Zieht das Rathaus dauerhaft nach Harksheide um?

Zieht das Rathaus dauerhaft nach Harksheide um?
Das Lufthansa-Gebäude käme einer Studie zufolge als dauerhafter Rathaus-Standort in Frage

Norderstedt – Das Rathaus in Nordestedt-Mitte ist marode, nicht nur Fenster und Dach müssen saniert, der Brandschutz auf den neuesten Stand gebracht werden. Ein externes Beratungsteam hat dafür unterschiedliche Szenarien erarbeitet – mit einer besonders überraschenden Idee.

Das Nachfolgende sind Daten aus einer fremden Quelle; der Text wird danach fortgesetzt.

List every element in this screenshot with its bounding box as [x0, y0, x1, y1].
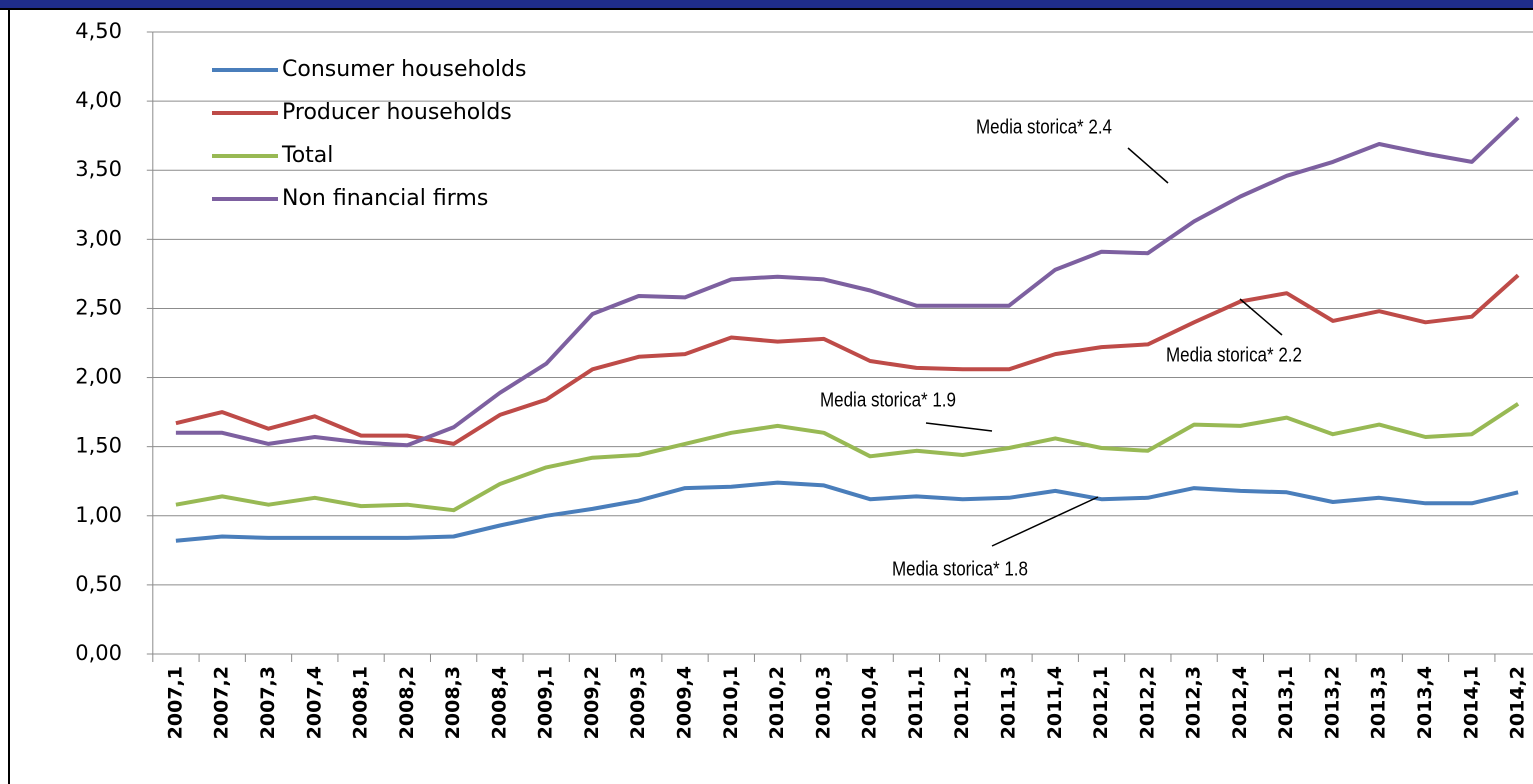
y-tick-label: 4,50	[75, 19, 122, 43]
annotation-leader	[991, 496, 1099, 547]
x-tick-label: 2007,4	[303, 666, 325, 739]
annotation: Media storica* 1.9	[820, 388, 956, 411]
x-tick-label: 2008,3	[442, 666, 464, 739]
x-tick-label: 2008,2	[396, 666, 418, 739]
y-tick-label: 0,00	[75, 641, 122, 665]
x-tick-label: 2007,1	[164, 666, 186, 739]
x-tick-label: 2013,4	[1414, 666, 1436, 739]
x-tick-label: 2009,3	[627, 666, 649, 739]
x-tick-label: 2013,2	[1321, 666, 1343, 739]
x-tick-label: 2010,3	[812, 666, 834, 739]
annotation: Media storica* 2.4	[976, 115, 1112, 138]
series-line	[175, 402, 1520, 513]
legend-label: Non financial firms	[282, 186, 488, 211]
legend-label: Total	[281, 143, 333, 168]
annotation-leader	[1127, 147, 1169, 184]
x-tick-label: 2010,4	[859, 666, 881, 739]
x-tick-label: 2011,2	[951, 666, 973, 739]
series-line	[175, 480, 1519, 543]
x-tick-label: 2012,2	[1136, 666, 1158, 739]
x-tick-label: 2012,1	[1090, 666, 1112, 739]
x-tick-label: 2012,3	[1183, 666, 1205, 739]
x-tick-label: 2010,2	[766, 666, 788, 739]
x-tick-label: 2010,1	[720, 666, 742, 739]
legend-label: Producer households	[282, 100, 512, 125]
annotation-leader	[925, 422, 993, 432]
x-tick-label: 2014,2	[1507, 666, 1529, 739]
x-tick-label: 2008,4	[488, 666, 510, 739]
series-line	[175, 273, 1520, 446]
x-tick-label: 2009,1	[535, 666, 557, 739]
x-tick-label: 2007,2	[211, 666, 233, 739]
x-tick-label: 2011,3	[997, 666, 1019, 739]
y-tick-label: 3,00	[75, 226, 122, 250]
y-tick-label: 2,00	[75, 365, 122, 389]
x-tick-label: 2011,1	[905, 666, 927, 739]
annotation-leader	[1239, 298, 1283, 336]
x-tick-label: 2008,1	[350, 666, 372, 739]
x-tick-label: 2012,4	[1229, 666, 1251, 739]
y-tick-label: 1,00	[75, 503, 122, 527]
y-tick-label: 2,50	[75, 295, 122, 319]
x-tick-label: 2007,3	[257, 666, 279, 739]
x-tick-label: 2013,1	[1275, 666, 1297, 739]
x-tick-label: 2009,2	[581, 666, 603, 739]
x-tick-label: 2011,4	[1044, 666, 1066, 739]
annotation: Media storica* 1.8	[892, 557, 1028, 580]
y-tick-label: 1,50	[75, 434, 122, 458]
x-tick-label: 2009,4	[674, 666, 696, 739]
y-tick-label: 4,00	[75, 88, 122, 112]
y-tick-label: 3,50	[75, 157, 122, 181]
x-tick-label: 2014,1	[1460, 666, 1482, 739]
top-bar	[0, 0, 1533, 8]
y-tick-label: 0,50	[75, 572, 122, 596]
legend-label: Consumer households	[282, 57, 526, 82]
series-line	[175, 116, 1520, 448]
annotation: Media storica* 2.2	[1166, 343, 1302, 366]
x-tick-label: 2013,3	[1368, 666, 1390, 739]
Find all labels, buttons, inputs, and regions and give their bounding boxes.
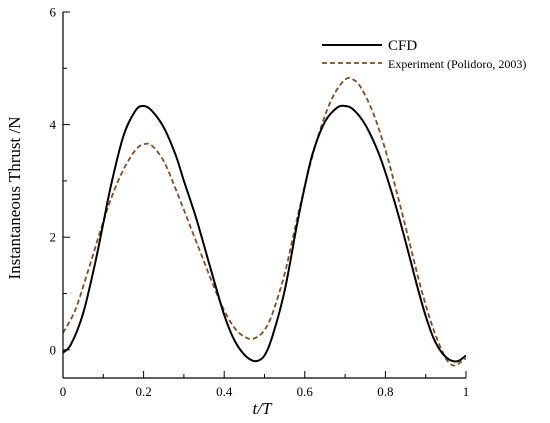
x-tick-label: 0.6 <box>297 384 314 399</box>
y-tick-label: 2 <box>50 230 57 245</box>
series-layer <box>63 77 466 367</box>
legend-label: CFD <box>388 38 417 54</box>
y-tick-label: 0 <box>50 342 57 357</box>
experiment-series-line <box>63 77 466 367</box>
legend: CFD Experiment (Polidoro, 2003) <box>322 38 526 71</box>
x-tick-label: 0.4 <box>216 384 233 399</box>
cfd-series-line <box>63 104 466 363</box>
y-axis-title: Instantaneous Thrust /N <box>5 116 24 279</box>
x-tick-label: 1 <box>463 384 470 399</box>
y-tick-label: 6 <box>50 5 57 20</box>
y-tick-label: 4 <box>50 117 57 132</box>
legend-label: Experiment (Polidoro, 2003) <box>388 57 526 71</box>
ticks-layer: 0 0.2 0.4 0.6 0.8 1 0 2 4 6 <box>50 5 470 400</box>
x-tick-label: 0.8 <box>377 384 393 399</box>
x-tick-label: 0.2 <box>135 384 151 399</box>
x-axis-title: t/T <box>253 399 273 418</box>
x-tick-label: 0 <box>60 384 67 399</box>
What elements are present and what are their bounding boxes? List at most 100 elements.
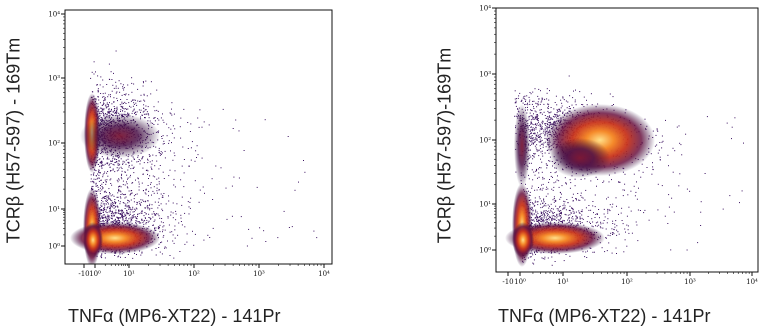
event-dot [532, 139, 534, 141]
event-dot [148, 205, 150, 206]
event-dot [575, 104, 577, 106]
event-dot [128, 201, 130, 203]
event-dot [103, 113, 105, 115]
event-dot [113, 101, 115, 103]
event-dot [550, 118, 552, 120]
event-dot [618, 233, 620, 235]
event-dot [165, 203, 167, 205]
event-dot [186, 233, 188, 235]
event-dot [533, 263, 535, 265]
event-dot [93, 61, 95, 63]
event-dot [107, 214, 109, 216]
event-dot [159, 165, 161, 166]
event-dot [172, 234, 174, 236]
event-dot [537, 95, 539, 97]
event-dot [131, 190, 133, 191]
event-dot [110, 110, 112, 112]
event-dot [143, 113, 145, 115]
event-dot [550, 111, 552, 113]
event-dot [135, 111, 136, 113]
event-dot [109, 179, 111, 181]
event-dot [144, 117, 146, 119]
event-dot [605, 228, 607, 230]
event-dot [105, 217, 107, 219]
event-dot [95, 170, 97, 172]
event-dot [138, 189, 140, 191]
event-dot [102, 96, 103, 98]
event-dot [680, 144, 682, 146]
event-dot [537, 150, 539, 152]
event-dot [104, 204, 106, 206]
event-dot [154, 214, 156, 216]
y-tick-label: 10⁴ [48, 11, 60, 19]
event-dot [133, 158, 135, 160]
event-dot [248, 228, 250, 230]
event-dot [588, 205, 590, 206]
event-dot [646, 167, 648, 168]
event-dot [105, 218, 107, 220]
event-dot [145, 113, 147, 115]
event-dot [181, 196, 183, 198]
event-dot [287, 136, 289, 137]
event-dot [127, 199, 129, 201]
event-dot [541, 128, 542, 130]
event-dot [535, 135, 537, 137]
event-dot [126, 206, 128, 208]
event-dot [576, 220, 578, 222]
event-dot [157, 227, 159, 229]
event-dot [116, 196, 118, 198]
event-dot [579, 218, 581, 220]
event-dot [147, 221, 149, 223]
event-dot [578, 212, 580, 214]
event-dot [100, 113, 102, 115]
event-dot [137, 215, 138, 217]
event-dot [536, 216, 538, 218]
event-dot [149, 175, 151, 177]
event-dot [127, 187, 129, 189]
event-dot [115, 92, 117, 94]
event-dot [547, 204, 549, 206]
event-dot [126, 174, 128, 176]
event-dot [530, 156, 532, 158]
event-dot [544, 115, 546, 116]
event-dot [102, 201, 104, 203]
event-dot [123, 94, 125, 95]
event-dot [115, 87, 117, 89]
event-dot [532, 128, 533, 130]
event-dot [541, 221, 543, 223]
event-dot [545, 205, 547, 207]
event-dot [529, 99, 531, 101]
event-dot [539, 141, 541, 143]
event-dot [515, 100, 517, 102]
event-dot [121, 173, 123, 175]
event-dot [124, 184, 126, 186]
event-dot [547, 128, 548, 130]
event-dot [128, 114, 130, 115]
event-dot [563, 220, 565, 222]
event-dot [540, 214, 542, 216]
event-dot [123, 221, 125, 223]
event-dot [641, 163, 643, 165]
event-dot [133, 83, 135, 85]
event-dot [540, 109, 542, 111]
event-dot [536, 138, 538, 140]
event-dot [180, 217, 182, 219]
event-dot [567, 202, 569, 204]
event-dot [557, 208, 559, 210]
event-dot [604, 251, 606, 253]
event-dot [534, 117, 536, 119]
event-dot [113, 220, 115, 222]
event-dot [211, 178, 213, 180]
event-dot [533, 108, 535, 109]
event-dot [545, 210, 547, 211]
event-dot [110, 211, 112, 212]
event-dot [192, 230, 193, 232]
event-dot [539, 112, 541, 114]
event-dot [108, 108, 110, 110]
event-dot [118, 212, 120, 214]
event-dot [118, 218, 119, 220]
event-dot [127, 108, 129, 110]
event-dot [138, 213, 140, 215]
event-dot [153, 224, 154, 226]
event-dot [548, 210, 550, 212]
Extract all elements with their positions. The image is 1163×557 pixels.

Wird das Lufthansa-Haus zukünftig das neue Norderstedter Rathaus sein? Zumindest wurden am Montag Abend im Hauptausschuss im Rahmen einer Präsentation vier Ansätze zur Barndschutzsanierung des 1984 fertig gestellten Rathauses vorgestellt und ausgeführt, dass das Gebäude am Schützenwall in einem Top-Zustand ist und nicht nur als Interimslösung infrage kommen könnte. Gunnar Becker, Vorsitzender des Hauptausschusses erläutert: “Eine der Varianten wäre, dass man den Brandschutz zuerst macht und dann in einem nächsten Schritt die Sanierung. Das zieht sich dann über acht bis zehn Jahre am Ende hin, kostet 70 bis 80 Millionen nach heutiger Schätzung. Ich glaube, auch da wissen wir alle, dass das dann möglicherweise doch noch mit Aufschlägen verbunden sein wird. Und es gab eine vierte Variante, wo es auf einmal recht still im Ausschuss wurde. Es wäre auch eine Möglichkeit, dass man auszieht und nicht wieder einzieht, dass man also das Ersatzgebäude komplett ertüchtigt als Rathaus und dann eben zukünftig ein Rathaus an anderer Stelle als in Norderstedt-Mitte hat.”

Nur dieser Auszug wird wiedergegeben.